Oddly, my biggest beef with the film isn’t anything to do with the furs, it’s with Miss Manton herself, who was a bit of a victim of what seemed to be “alliteration at any cost”… Melsa? What a horrible name… Apologies to anyone named Melsa… you have my sympathies. Mary… Madeline… Meghan… Michelle… so many better options. Oh, and there were no fur hats… could have used some hats.

The onscreen ratio is nothing to sneeze at.  In fact it’s in the neighborhood of the other heavyweight champion, Forever Lulu.

Fur Runtime: approx 33 minutes
Film Runtime: 80 minutes
On-Screen Fur Ratio: 41%

In honor of the occasion… this gallery is much larger than usual… about 76 total, so enjoy:

Full Gallery- Fur Fashions of The Mad Miss Manton

2008/11/27

Furs in Film – Lady of Burlesque

Happy Thanksgiving to all.

As a follow on to a decade of awesome fur fashion, the 1940’s stunk nearly as much as the 90’s. Their only redeeming grace, the fact fur didn’t simply vanish, it simply became far more conservative. Mink ruled the day, in coats and jackets. Elegant and… boring. I refer to it as “church fur”. The one’s the old ladies could be found in on freezing Sunday mornings. Fortunately there’s a few beacons of power fur to be found.

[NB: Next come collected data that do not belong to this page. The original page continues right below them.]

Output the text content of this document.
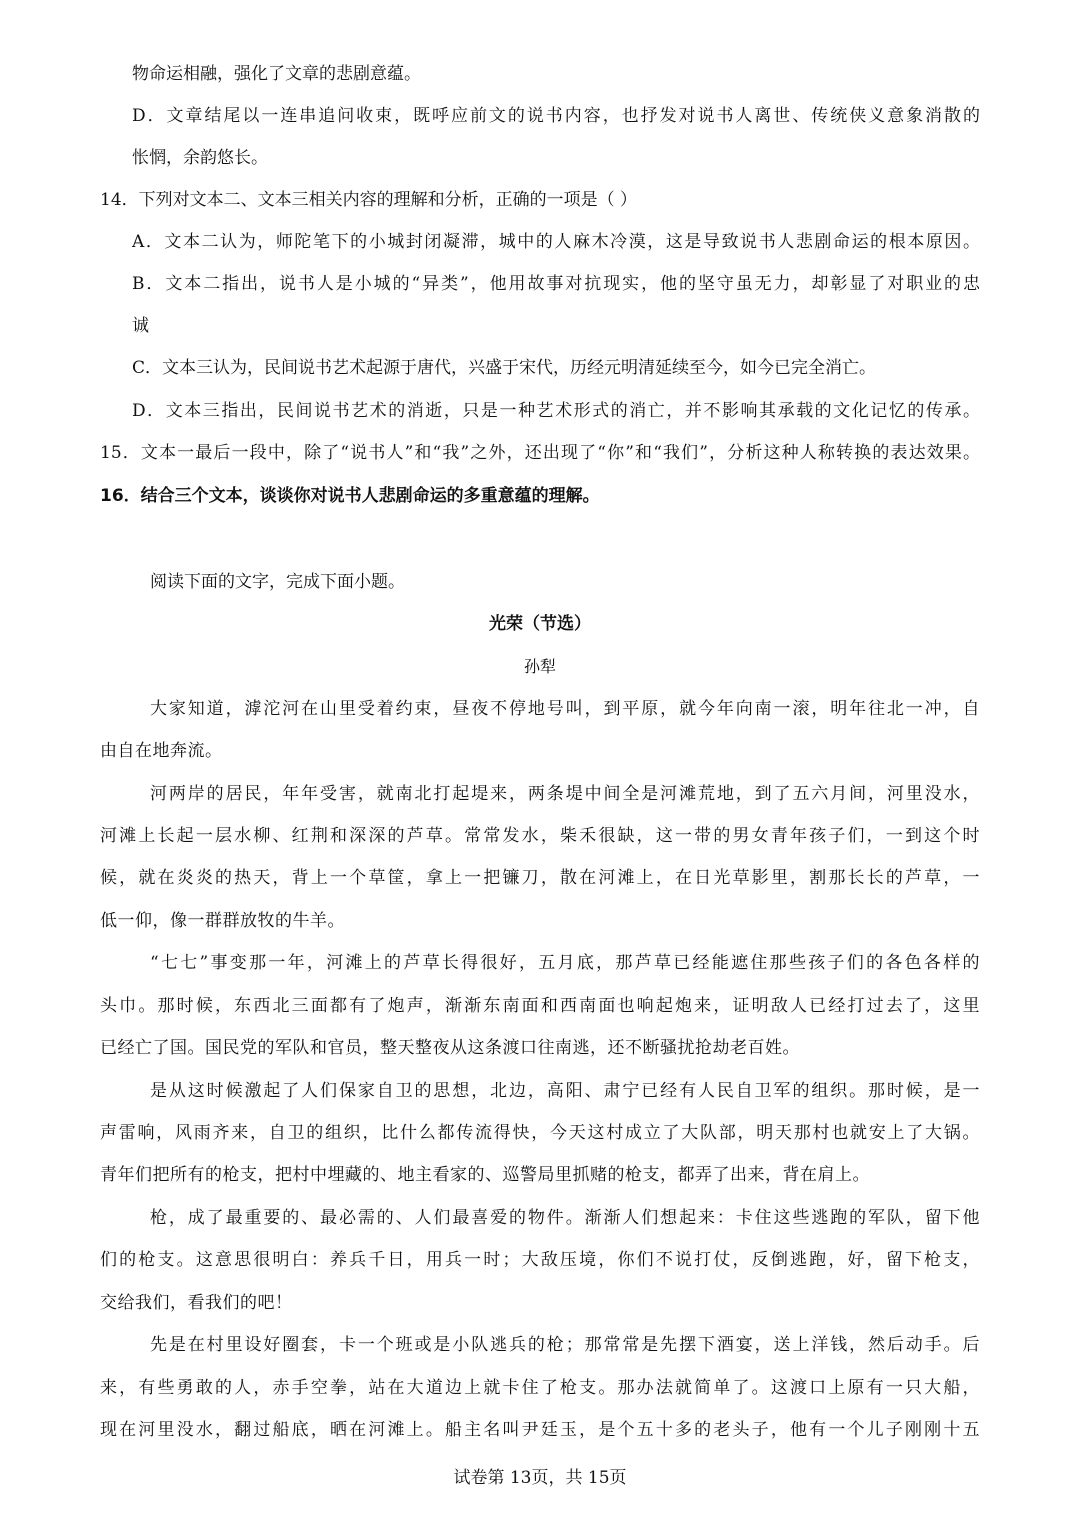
物命运相融，强化了文章的悲剧意蕴。
D．文章结尾以一连串追问收束，既呼应前文的说书内容，也抒发对说书人离世、传统侠义意象消散的
怅惘，余韵悠长。
14．下列对文本二、文本三相关内容的理解和分析，正确的一项是（ ）
A．文本二认为，师陀笔下的小城封闭凝滞，城中的人麻木冷漠，这是导致说书人悲剧命运的根本原因。
B．文本二指出，说书人是小城的“异类”，他用故事对抗现实，他的坚守虽无力，却彰显了对职业的忠
诚
C．文本三认为，民间说书艺术起源于唐代，兴盛于宋代，历经元明清延续至今，如今已完全消亡。
D．文本三指出，民间说书艺术的消逝，只是一种艺术形式的消亡，并不影响其承载的文化记忆的传承。
15．文本一最后一段中，除了“说书人”和“我”之外，还出现了“你”和“我们”，分析这种人称转换的表达效果。
16．结合三个文本，谈谈你对说书人悲剧命运的多重意蕴的理解。
阅读下面的文字，完成下面小题。
光荣（节选）
孙犁
大家知道，滹沱河在山里受着约束，昼夜不停地号叫，到平原，就今年向南一滚，明年往北一冲，自
由自在地奔流。
河两岸的居民，年年受害，就南北打起堤来，两条堤中间全是河滩荒地，到了五六月间，河里没水，
河滩上长起一层水柳、红荆和深深的芦草。常常发水，柴禾很缺，这一带的男女青年孩子们，一到这个时
候，就在炎炎的热天，背上一个草筐，拿上一把镰刀，散在河滩上，在日光草影里，割那长长的芦草，一
低一仰，像一群群放牧的牛羊。
“七七”事变那一年，河滩上的芦草长得很好，五月底，那芦草已经能遮住那些孩子们的各色各样的
头巾。那时候，东西北三面都有了炮声，渐渐东南面和西南面也响起炮来，证明敌人已经打过去了，这里
已经亡了国。国民党的军队和官员，整天整夜从这条渡口往南逃，还不断骚扰抢劫老百姓。
是从这时候激起了人们保家自卫的思想，北边，高阳、肃宁已经有人民自卫军的组织。那时候，是一
声雷响，风雨齐来，自卫的组织，比什么都传流得快，今天这村成立了大队部，明天那村也就安上了大锅。
青年们把所有的枪支，把村中埋藏的、地主看家的、巡警局里抓赌的枪支，都弄了出来，背在肩上。
枪，成了最重要的、最必需的、人们最喜爱的物件。渐渐人们想起来：卡住这些逃跑的军队，留下他
们的枪支。这意思很明白：养兵千日，用兵一时；大敌压境，你们不说打仗，反倒逃跑，好，留下枪支，
交给我们，看我们的吧！
先是在村里设好圈套，卡一个班或是小队逃兵的枪；那常常是先摆下酒宴，送上洋钱，然后动手。后
来，有些勇敢的人，赤手空拳，站在大道边上就卡住了枪支。那办法就简单了。这渡口上原有一只大船，
现在河里没水，翻过船底，晒在河滩上。船主名叫尹廷玉，是个五十多的老头子，他有一个儿子刚刚十五
试卷第 13页，共 15页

Lady of Burlesque – The Film

Perhaps Barbara Stanwyck’s aura of power fox held over from the 30’s just long enough to influence the costumers on Lady of Burlesque. Perhaps it was the more “bawdy” burlesque setting. Either way, 1943’s Lady of Burlesque featured a few notable foxes shining in a sea of otherwise dour mink to be found in the neighboring theaters.

Based on the novel The G-String Murders by notable burlesque queen Gypsy Rose Lee, Lady of Burlesque stars Stanwyck as Dixie Daisy. Dixie stands in for Lee, who starred in her own novel, solving the g-string strangulations of a couple of strippers in a converted opera house, aided by her would-be comedian boyfriend.

Lady of Burlesque – The Furs

Dixie is pestered by Biff Brannigan (Michael O’Shea) before her opening number, which will prominently feature this huge white fox fur muff with long tails.

Dixie opens the show with “Take it off the A string, Play it on the G String”. Hampered by censors, the suggestive nature of the song isn’t quite lived up to in the dance, but Dixie accentuates her movements with the huge fox muff nicely

The movement of the tails during the dance is a nice touch, though the giant silver bird covering up the body of the muff is an annoying distraction. Why hide such a great piece of fox?

Later Dixie and Biff meet for drinks at the bar. Dixie wears a large cape or jacket that looks to be a very plush fox, though may be coyote. Color can be useful from time to time.

This scene is an example of a good director of photography. During the entire sequence Barbara Stanwyck and her fox fur are almost never out of frame.

Their conversation at the bar switches between 2 angles, but never letting Barbara leave frame. This technique should be mandatory for any shot with a beautiful lady in a beautiful fur talking chatting with some idiot male.

You know that lovely stereotype of the haughty Russian vamp in fur with a long cigarette holder? Here’s Stephanie Bachelor as “Princess Nirvena.”

The Princess, much like Ginger Rogers’ Countess Scharwenka isn’t quite the old world royalty she claims to be, but that doesn’t stop Stephanie from tearing up the scenery with her accent, fur stole, and cigarette holder.

Close up of the Princess. Miss Bachelor’s look here is prefect, though it could certainly use even more fur.

Princess Nirvena and Dixie meet briefly before Dixie goes on stage. The Princess Nirvena in her dark fox stole and Dixie in a white fox stole, perhaps a less than subtle play on their characters’ inner natures.

Dixie and company do a comedy bit which segues into a dance number during some backstage commotion. The white fox stole is gamely flung about much like the fox muff in the opening number. Though I’m not really a fan of the “mask” and “paws” style that was common for stoles back then.

Lady of Burlesque is definitely a novelty for the use of large fox furs in the 40’s. That alone is worth notice. Stephanie Bachelor’s pitch perfect smoking, fur-clad faux Russian vamp could have used a much bigger fox for her outfit, but that is a small nitpick. Though Barbara gets the better furs overall, Stephanie steals this one.